Other prominent producers scattered across the globe include NanoLab and Materials and Electrochemical Research Corp. in the United States; Mitsubishi and Showa Denko in Japan, and Sun Nanotech Co. Ltd. and Shaanxi Nanfeng Chemical Industry Group Shareholdings Co. Ltd. in China. In November, the chemical industry group announced that it and researchers at Tsinghua University developed a catalytic chemical vapor deposition method to batch produce nanotubes. The company says it can make 15 kilograms, or 33 pounds, of nanotubes an hour.

Rosseter Holdings Ltd. of Limassol, Cyprus, claims that it, too, can produce large quantities of single-walled and multi-walled tubes as well as nanohorns with arc discharge method that uses hydrocarbon liquids. The liquid method requires less energy, according to Rosseter, which lowers the cost of production. Rosseter says one generator can produce 3 kilograms, or 6.6 pounds a week. But to increase yield, the company must build more generators.

“We have the flexibility to expand with generators,” said Christina Chaillou, Rosseter’s marketing manager. Building generators is “reasonably inexpensive,” she added. The company, which was formed in 1998, is now providing samples to clients, mostly in Asia.

All production methods create impurities as well as tubes. The application will determine not only what type of tube is needed — single- or multi-walled or nanohorn — but the relative purity as well. Quality will become an increasingly important factor as applications take hold, Gower said.

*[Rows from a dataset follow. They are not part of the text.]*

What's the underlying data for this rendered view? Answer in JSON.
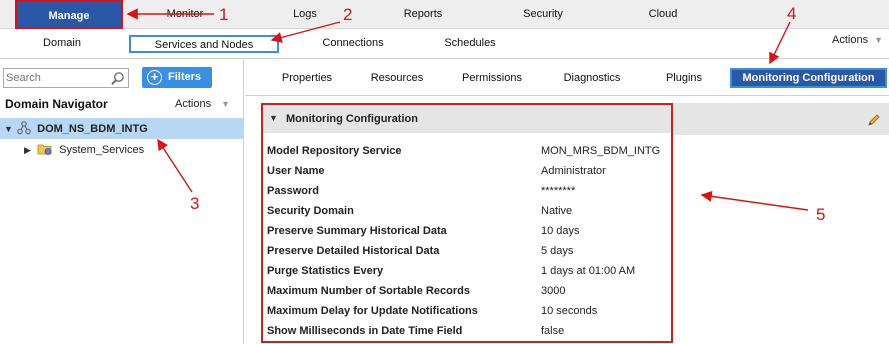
{
  "top_nav": {
    "tabs": [
      {
        "label": "Manage",
        "active": true
      },
      {
        "label": "Monitor",
        "active": false
      },
      {
        "label": "Logs",
        "active": false
      },
      {
        "label": "Reports",
        "active": false
      },
      {
        "label": "Security",
        "active": false
      },
      {
        "label": "Cloud",
        "active": false
      }
    ]
  },
  "sub_nav": {
    "tabs": [
      {
        "label": "Domain",
        "active": false
      },
      {
        "label": "Services and Nodes",
        "active": true
      },
      {
        "label": "Connections",
        "active": false
      },
      {
        "label": "Schedules",
        "active": false
      }
    ],
    "actions_label": "Actions"
  },
  "left_panel": {
    "search_placeholder": "Search",
    "filters_label": "Filters",
    "title": "Domain Navigator",
    "actions_label": "Actions",
    "tree": {
      "domain": "DOM_NS_BDM_INTG",
      "child": "System_Services"
    }
  },
  "right_panel": {
    "tabs": [
      {
        "label": "Properties",
        "active": false
      },
      {
        "label": "Resources",
        "active": false
      },
      {
        "label": "Permissions",
        "active": false
      },
      {
        "label": "Diagnostics",
        "active": false
      },
      {
        "label": "Plugins",
        "active": false
      },
      {
        "label": "Monitoring Configuration",
        "active": true
      }
    ],
    "section_title": "Monitoring Configuration",
    "properties": [
      {
        "key": "Model Repository Service",
        "value": "MON_MRS_BDM_INTG"
      },
      {
        "key": "User Name",
        "value": "Administrator"
      },
      {
        "key": "Password",
        "value": "********"
      },
      {
        "key": "Security Domain",
        "value": "Native"
      },
      {
        "key": "Preserve Summary Historical Data",
        "value": "10 days"
      },
      {
        "key": "Preserve Detailed Historical Data",
        "value": "5 days"
      },
      {
        "key": "Purge Statistics Every",
        "value": "1 days at 01:00 AM"
      },
      {
        "key": "Maximum Number of Sortable Records",
        "value": "3000"
      },
      {
        "key": "Maximum Delay for Update Notifications",
        "value": "10 seconds"
      },
      {
        "key": "Show Milliseconds in Date Time Field",
        "value": "false"
      }
    ]
  },
  "annotations": {
    "markers": [
      "1",
      "2",
      "3",
      "4",
      "5"
    ],
    "color": "#dd1111"
  },
  "colors": {
    "active_tab": "#2b58a6",
    "selection": "#b8d7f4",
    "filters_button": "#3a8ee6"
  }
}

CNI plans to offer consistently top-end single-walled nanotubes because they provide the most enhanced properties, he said. “Our belief is you have to unite a product of high quality that is highly reproducible. We feel most of these people (competitors) will fall by the wayside.”

Hyperion expects to make strides as an established supplier of multi-walled tubes, Collins said, by continuing to build its client base and reputation. The privately held company already employs a staff of 70. “We’re making real money with commercial sales.”

Both Hyperion and CNI are strengthening their intellectual property positions for what they see as a burgeoning market. In two months, CNI expects to have 50 patents issued or applied for that cover compositional matter and related applications, such as ways to align or disperse tubes.

Rosseter, too, is pinning some of its hopes on its patents, Chaillou emphasized. “The company would not rule out licensing our technology,” she said.